Most agent evaluations still stop at whether the task passed a verifier. A new paper on Hugging Face from researchers at HKUST(GZ) and JD.COM argues that pass/fail is far too coarse: an agent can hit a green tick while grabbing the wrong skill, skipping a required step, or reaching the answer through trial and error. Their framework, SkillCoach, treats agentic skill-use as a trajectory-level ability with four dimensions (skill selection, skill following, skill composition, and skill-grounded reflection) and evolves a per-task rubric that grades each one, keeping the external verifier as a separate outcome signal.

The rubric-quality numbers are the most concrete result. On 50 paired test instances from 10 held-out task families, the evolved rubric R^best raises gold-keypoint coverage from 71.56 to 83.70, usability from 81.53 to 94.33, and trajectory-filtering consistency from 82.00 to 96.00, while the hallucination rate drops from 2.00 to 0.00. Judging was done by Gemini 3.1 Pro at temperature 0 with the verifier signal held out, so the audit reads as improvement in the rubric artifact rather than a proxy for final success.

Downstream, the evolved rubric is used to filter supervised fine-tuning data. Under a gold-plus-distractors library, rubric-filtered SFT lifts Qwen3.5-4B final accuracy from 8.0 to 24.0 and Qwen3.5-9B from 14.0 to 32.0. Outcome-only filtering does worse, dropping the 4B result from 8.0 to 6.0 and giving only a modest bump to 18.0 for 9B, which the authors read as evidence that verifier-passing trajectories are not automatically reusable demonstrations. Removing the key-step following criterion causes the largest ablation drop, pulling 4B back to 10.0 and 9B to 16.0.

The paper is also honest about where selection breaks. In a distractor-boundary stress test built from 35,554 real SKILL.md documents in the Skill-Usage pool (extended to a 50k library with SkillHub-derived skills), even strong closed models degrade early: Gemini 3.1 Pro around 45-46 distractors, GPT-5.5 around 55-56, and Opus 4.7 around 194-195. Semantically similar distractors are the most damaging: GPT-5.5's selection F1 drops from 0.84 under random unrelated distractors to 0.59 under high-similarity ones, and Opus 4.7 falls from 0.87 to 0.71.

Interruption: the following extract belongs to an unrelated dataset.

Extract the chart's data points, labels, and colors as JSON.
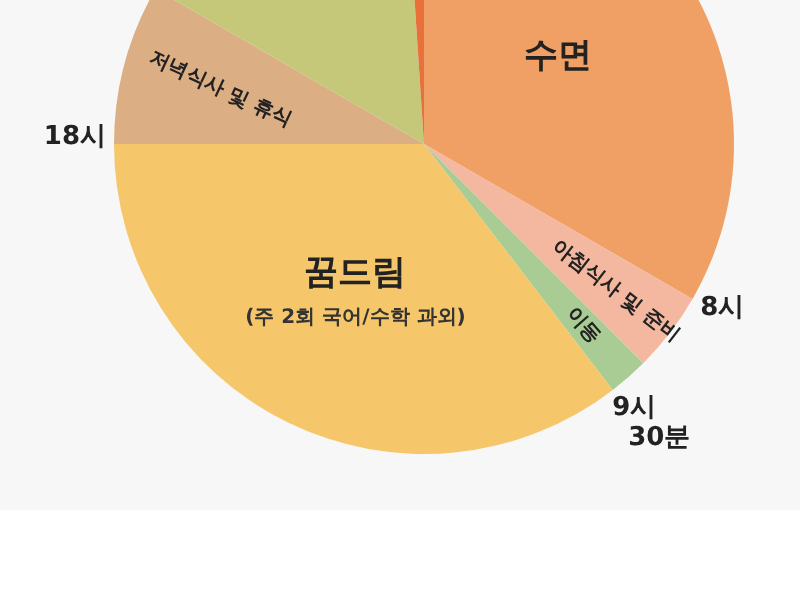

What the reporting does not give you is on-policy reinforcement learning or long-term deployment feedback; the limitations section explicitly leaves the RL reward version to future work, and the task inventory is smaller than a real enterprise repository. For teams sitting on growing internal skill libraries, though, the immediate lesson is smaller and useful: outcome-only training-data curation appears to leave real correctness on the table, and a rubric that grades the process seems to pick better demonstrations than the verifier alone.